UN investigator seeks access to Saudi consulate in Istanbul over Khashoggi murder

A United Nations special rapporteur leading an international inquiry into the murder of Saudi journalist Jamal Khashoggi requested access to Saudi Arabia's consulate in Istanbul, and to visit the kingdom, Al Jazeera reported on Sunday.

Following the Turkish government's invitation, United Nation special rapporteur on executions, Agnes Callamard, have not received a reply from Saudi authorities about her request, Al Jazeera said.

"I have requested access to the Saudi consulate in Istanbul and a meeting with the ambassador of the Kingdom of Saud Arabia in Turkey," the website quoted Callamard as saying. "I have also sought permission to conduct a similar country-visit to the Kingdom of Saudi Arabia," she added.

Khashoggi, a Washington Post columnist and critic of the Saudi royal family, was last seen entering the consulate on Oct. 2. Turkish officials, declining to be identified, have told various news outlets that a team of Saudi agents working under the orders of the royal family murdered and dismembered him before transporting the body out of the country.

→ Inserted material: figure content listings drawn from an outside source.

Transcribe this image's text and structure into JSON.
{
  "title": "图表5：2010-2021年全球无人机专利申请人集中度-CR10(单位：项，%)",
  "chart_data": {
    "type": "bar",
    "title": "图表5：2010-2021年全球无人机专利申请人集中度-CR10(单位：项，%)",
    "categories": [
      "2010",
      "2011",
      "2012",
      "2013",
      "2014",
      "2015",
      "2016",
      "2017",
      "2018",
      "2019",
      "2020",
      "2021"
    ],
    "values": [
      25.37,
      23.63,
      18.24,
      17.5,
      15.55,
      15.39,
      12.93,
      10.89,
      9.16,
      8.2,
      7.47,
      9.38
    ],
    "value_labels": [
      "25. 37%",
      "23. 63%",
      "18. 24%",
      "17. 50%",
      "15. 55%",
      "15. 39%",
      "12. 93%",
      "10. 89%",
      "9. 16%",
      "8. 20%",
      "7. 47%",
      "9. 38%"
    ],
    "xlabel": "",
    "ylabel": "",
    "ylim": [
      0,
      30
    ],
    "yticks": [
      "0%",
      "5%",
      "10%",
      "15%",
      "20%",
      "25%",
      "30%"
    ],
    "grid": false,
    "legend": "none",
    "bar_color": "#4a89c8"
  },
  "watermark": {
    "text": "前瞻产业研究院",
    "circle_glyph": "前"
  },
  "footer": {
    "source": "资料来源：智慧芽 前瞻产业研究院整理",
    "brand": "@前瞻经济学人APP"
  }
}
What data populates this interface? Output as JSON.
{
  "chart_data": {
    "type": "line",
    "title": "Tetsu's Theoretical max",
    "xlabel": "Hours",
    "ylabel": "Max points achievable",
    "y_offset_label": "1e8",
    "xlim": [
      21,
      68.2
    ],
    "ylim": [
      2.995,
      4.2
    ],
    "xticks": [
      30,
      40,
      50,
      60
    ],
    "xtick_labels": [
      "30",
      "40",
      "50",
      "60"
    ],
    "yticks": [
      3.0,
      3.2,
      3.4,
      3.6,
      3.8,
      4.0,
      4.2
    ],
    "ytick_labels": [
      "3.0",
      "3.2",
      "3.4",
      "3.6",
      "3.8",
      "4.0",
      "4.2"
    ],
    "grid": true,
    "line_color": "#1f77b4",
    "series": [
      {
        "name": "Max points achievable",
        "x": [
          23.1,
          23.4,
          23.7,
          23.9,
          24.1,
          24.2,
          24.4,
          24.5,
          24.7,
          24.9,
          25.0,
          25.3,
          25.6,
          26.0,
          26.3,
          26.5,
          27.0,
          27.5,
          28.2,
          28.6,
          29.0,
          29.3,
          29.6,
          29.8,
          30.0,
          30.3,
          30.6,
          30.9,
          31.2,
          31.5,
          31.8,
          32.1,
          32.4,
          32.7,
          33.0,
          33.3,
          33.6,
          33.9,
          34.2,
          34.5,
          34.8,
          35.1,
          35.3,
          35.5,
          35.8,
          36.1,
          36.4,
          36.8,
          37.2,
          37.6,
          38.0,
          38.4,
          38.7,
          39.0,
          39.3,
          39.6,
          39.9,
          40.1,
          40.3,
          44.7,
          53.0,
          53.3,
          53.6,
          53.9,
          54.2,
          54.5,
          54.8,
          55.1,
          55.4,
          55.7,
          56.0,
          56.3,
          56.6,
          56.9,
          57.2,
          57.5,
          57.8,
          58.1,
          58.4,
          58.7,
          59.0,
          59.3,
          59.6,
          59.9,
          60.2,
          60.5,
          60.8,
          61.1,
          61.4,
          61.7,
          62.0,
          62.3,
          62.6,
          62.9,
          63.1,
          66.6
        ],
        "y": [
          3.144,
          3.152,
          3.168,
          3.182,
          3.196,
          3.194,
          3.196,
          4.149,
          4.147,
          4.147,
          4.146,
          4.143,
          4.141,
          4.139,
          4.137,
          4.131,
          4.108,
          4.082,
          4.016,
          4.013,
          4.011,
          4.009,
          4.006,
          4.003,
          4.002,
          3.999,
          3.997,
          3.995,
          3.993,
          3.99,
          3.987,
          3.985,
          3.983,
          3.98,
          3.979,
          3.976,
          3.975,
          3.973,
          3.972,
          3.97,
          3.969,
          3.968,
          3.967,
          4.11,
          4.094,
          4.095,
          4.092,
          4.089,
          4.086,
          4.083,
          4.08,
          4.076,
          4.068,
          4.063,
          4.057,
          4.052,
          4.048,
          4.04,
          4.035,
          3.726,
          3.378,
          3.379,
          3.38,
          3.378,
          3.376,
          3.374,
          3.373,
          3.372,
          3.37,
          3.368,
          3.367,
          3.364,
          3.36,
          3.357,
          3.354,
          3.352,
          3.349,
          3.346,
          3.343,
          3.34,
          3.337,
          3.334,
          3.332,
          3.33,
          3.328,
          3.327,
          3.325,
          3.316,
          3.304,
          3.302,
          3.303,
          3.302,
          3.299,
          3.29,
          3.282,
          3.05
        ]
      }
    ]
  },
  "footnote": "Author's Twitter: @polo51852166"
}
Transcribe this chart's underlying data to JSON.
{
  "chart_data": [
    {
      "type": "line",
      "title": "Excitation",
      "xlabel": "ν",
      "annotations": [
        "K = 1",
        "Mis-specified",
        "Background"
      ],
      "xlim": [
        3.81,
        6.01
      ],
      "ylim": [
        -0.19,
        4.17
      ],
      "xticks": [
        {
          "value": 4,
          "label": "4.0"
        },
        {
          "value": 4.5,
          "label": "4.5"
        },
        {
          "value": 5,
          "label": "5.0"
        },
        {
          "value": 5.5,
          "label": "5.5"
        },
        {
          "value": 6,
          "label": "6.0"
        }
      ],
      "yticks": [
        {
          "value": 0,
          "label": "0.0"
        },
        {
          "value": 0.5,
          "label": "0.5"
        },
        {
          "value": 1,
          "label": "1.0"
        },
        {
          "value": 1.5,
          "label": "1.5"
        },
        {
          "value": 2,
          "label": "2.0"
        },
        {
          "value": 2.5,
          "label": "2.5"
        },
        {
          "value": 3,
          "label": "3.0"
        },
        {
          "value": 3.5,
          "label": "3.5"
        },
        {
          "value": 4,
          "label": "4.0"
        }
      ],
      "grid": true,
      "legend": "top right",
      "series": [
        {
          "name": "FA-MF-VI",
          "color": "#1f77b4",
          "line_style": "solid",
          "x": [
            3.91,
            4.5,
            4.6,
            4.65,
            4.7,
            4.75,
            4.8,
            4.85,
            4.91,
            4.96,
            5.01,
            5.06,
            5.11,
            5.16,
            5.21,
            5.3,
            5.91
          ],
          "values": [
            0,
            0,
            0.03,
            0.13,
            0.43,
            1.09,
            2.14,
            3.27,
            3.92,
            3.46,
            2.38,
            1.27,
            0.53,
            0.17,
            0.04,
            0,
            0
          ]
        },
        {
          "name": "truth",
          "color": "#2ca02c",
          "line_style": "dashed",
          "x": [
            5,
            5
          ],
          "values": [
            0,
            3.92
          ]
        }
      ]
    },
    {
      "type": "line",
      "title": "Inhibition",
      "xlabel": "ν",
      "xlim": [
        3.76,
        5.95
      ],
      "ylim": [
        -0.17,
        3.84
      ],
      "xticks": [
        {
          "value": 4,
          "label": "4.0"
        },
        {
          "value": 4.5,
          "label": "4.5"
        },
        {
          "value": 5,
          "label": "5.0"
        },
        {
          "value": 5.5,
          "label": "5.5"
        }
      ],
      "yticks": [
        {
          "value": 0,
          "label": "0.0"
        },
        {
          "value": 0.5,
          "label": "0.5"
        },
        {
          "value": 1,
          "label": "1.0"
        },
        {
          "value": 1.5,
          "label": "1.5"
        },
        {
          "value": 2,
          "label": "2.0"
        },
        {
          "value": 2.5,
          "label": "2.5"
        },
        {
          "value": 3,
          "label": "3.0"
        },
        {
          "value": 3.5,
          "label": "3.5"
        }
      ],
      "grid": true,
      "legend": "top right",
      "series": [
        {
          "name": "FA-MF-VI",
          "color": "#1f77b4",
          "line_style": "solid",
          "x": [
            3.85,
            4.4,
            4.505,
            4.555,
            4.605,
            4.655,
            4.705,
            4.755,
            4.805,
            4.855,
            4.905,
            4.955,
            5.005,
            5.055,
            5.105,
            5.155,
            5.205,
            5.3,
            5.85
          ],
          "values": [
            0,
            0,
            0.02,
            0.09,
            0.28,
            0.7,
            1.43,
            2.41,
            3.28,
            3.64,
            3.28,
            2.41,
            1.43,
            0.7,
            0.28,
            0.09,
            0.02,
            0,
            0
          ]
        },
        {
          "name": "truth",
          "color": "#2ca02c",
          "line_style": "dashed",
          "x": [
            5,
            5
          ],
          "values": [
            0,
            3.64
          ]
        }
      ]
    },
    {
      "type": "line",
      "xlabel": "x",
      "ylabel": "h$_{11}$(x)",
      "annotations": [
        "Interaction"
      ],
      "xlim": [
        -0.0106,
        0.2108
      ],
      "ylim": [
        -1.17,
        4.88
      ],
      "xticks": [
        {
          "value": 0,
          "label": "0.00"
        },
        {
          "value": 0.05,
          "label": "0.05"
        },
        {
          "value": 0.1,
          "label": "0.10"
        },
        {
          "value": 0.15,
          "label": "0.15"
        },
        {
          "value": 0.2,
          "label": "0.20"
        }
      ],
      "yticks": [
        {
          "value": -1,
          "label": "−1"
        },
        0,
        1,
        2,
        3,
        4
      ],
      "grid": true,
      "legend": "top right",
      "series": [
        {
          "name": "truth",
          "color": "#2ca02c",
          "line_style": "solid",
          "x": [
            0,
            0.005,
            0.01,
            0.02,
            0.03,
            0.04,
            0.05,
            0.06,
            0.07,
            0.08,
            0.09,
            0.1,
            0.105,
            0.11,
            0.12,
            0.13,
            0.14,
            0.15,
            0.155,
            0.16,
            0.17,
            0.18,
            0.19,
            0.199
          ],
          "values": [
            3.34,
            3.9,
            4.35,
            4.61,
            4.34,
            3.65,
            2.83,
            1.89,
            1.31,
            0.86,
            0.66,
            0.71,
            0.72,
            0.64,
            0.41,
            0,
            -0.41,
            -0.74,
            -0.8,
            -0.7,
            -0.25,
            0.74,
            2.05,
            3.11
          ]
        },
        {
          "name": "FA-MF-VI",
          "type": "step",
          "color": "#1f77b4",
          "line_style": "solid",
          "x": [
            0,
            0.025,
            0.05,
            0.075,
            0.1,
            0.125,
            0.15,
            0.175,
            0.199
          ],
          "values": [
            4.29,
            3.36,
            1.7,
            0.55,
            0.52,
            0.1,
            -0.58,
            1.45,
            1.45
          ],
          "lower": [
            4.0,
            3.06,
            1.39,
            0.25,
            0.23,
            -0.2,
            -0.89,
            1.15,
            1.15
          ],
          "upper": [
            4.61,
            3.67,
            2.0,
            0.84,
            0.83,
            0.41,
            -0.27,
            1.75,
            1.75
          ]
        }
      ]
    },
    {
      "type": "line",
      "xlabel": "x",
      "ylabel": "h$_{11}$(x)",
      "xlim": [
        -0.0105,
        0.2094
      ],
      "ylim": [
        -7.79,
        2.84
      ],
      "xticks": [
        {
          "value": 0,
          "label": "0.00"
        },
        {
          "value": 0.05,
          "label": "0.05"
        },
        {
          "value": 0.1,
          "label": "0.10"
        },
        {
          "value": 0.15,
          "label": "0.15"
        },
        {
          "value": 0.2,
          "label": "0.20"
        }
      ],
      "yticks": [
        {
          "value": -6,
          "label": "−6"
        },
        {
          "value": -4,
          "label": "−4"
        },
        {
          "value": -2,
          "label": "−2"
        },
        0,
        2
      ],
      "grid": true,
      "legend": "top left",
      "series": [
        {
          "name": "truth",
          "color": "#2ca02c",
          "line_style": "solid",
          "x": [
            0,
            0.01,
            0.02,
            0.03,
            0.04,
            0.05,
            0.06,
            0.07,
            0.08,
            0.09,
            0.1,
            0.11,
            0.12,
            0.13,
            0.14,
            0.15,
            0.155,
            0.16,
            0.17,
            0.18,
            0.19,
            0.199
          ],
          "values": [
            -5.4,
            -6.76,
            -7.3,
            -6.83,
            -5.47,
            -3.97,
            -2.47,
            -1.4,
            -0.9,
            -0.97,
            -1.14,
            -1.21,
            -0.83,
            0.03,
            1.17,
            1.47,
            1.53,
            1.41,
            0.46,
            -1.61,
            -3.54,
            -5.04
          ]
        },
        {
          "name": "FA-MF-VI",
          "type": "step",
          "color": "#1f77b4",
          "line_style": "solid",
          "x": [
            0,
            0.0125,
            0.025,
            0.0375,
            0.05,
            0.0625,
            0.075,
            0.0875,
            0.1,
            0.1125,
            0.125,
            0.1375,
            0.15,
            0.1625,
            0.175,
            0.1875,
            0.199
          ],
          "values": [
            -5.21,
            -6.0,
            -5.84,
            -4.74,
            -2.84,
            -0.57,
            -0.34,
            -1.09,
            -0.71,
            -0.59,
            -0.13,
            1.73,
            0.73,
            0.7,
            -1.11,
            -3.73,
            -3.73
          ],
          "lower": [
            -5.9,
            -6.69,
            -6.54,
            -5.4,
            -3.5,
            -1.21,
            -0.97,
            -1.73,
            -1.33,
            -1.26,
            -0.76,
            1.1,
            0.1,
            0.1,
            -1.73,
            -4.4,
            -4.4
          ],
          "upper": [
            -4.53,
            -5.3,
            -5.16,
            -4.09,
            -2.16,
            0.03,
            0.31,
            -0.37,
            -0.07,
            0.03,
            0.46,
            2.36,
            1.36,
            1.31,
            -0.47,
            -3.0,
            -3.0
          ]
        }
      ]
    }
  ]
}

Turkey released a series of leaks following the murder that appeared to reveal a team of 15 Saudi agents had executed the killing. 

The Saudi authorities arrested 18 Saudis related to Khashoggi’s murder and five top Saudi officials were fired, including Crown Prince Mohammed bin Salman’s adviser. 

Turkey demands from Saudi Arabia to extradite suspects connected to the murder of Khashoggi, saying the journalist had been killed on Turkish soil. The Saudi authorities have repeatedly declined Ankara’s requests. 

The murder of Khashoggi has sparked a diplomatic crisis between Saudi Arabia and Turkey, which is also known for its imprisonment of journalists and its kidnapping of dissidents.

Relations between Turkey and Saudi Arabia have deteriorated over the past year after Erdoğan sided with Qatar in its dispute with Saudi-led Gulf states. Khashoggi’s disappearance has also sparked anger among U.S. lawmakers and other officials.